Quels sont donc les critères acceptés pour permettre une immixtion de l'Etat ? Il y a en deux, et deux seulement. L'article 17 interdit l'immixtion arbitraire ou illégale dans la vie privée ("privacy").
Il est évident que la décision des autorités néerlandaises de ne pas autoriser le changement de nom ne peut pas en soi être considérée comme constituant une "immixtion arbitraire ou illégale" dans l'exercice des droits des auteurs au titre de l'article 17. Cette décision se fonde sur la loi applicable aux Pays-Bas. Elle n'est donc pas illégale. Le Comité le dit lui-même (voir par. 10.3 des constatations). Les conditions dans lesquelles le changement de nom est autorisé aux Pays-Bas sont énoncées dans un texte d'application générale, rendu public, les "Directives pour les changements de nom" lesquelles, en soi, n'ont rien de manifestement arbitraire. Ces directives ont été appliquées aux deux auteurs de la communication et rien n'indique qu'elles l'aient été de façon discriminatoire. Par conséquent, il est tout aussi difficile de qualifier la décision d'arbitraire. Or le Comité le fait "dans les circonstances de l'affaire" (voir par. 10.5 des constatations). Pour parvenir à cette conclusion, le Comité introduit une notion nouvelle - le caractère "raisonnable". Il estime que "les motifs invoqués pour limiter ainsi les droits des auteurs au titre de l'article 17 ne sont pas raisonnables" (voir par. 10.5 des constatations).

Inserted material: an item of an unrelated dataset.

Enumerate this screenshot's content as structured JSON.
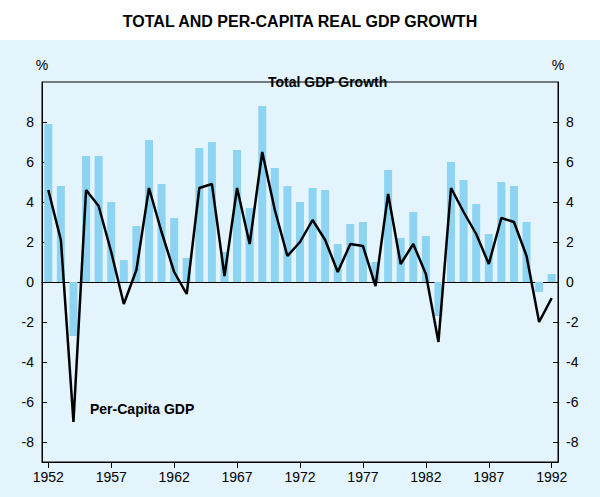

Le Comité tente donc d'étendre la portée de l'article 17 en ajoutant un élément qui ne s'y trouve pas. Le seul argument que le Comité peut avancer dans ce contexte est un simple renvoi à sa propre Observation générale sur l'article 17, dans laquelle il a indiqué que "même une immixtion prévue par la loi ..." devait être "dans tous les cas, raisonnable eu égard aux circonstances particulières". Il m'est difficile de m'associer à cette argumentation et de m'en servir comme base pour constater qu'un Etat partie a violé cette disposition particulière du Pacte.
[Fait en anglais (version originale) et traduit en espagnol et en français. Paraîtra ultérieurement aussi en arabe, en chinois et en russe dans le rapport annuel présenté par le Comité à l'Assemblée générale.]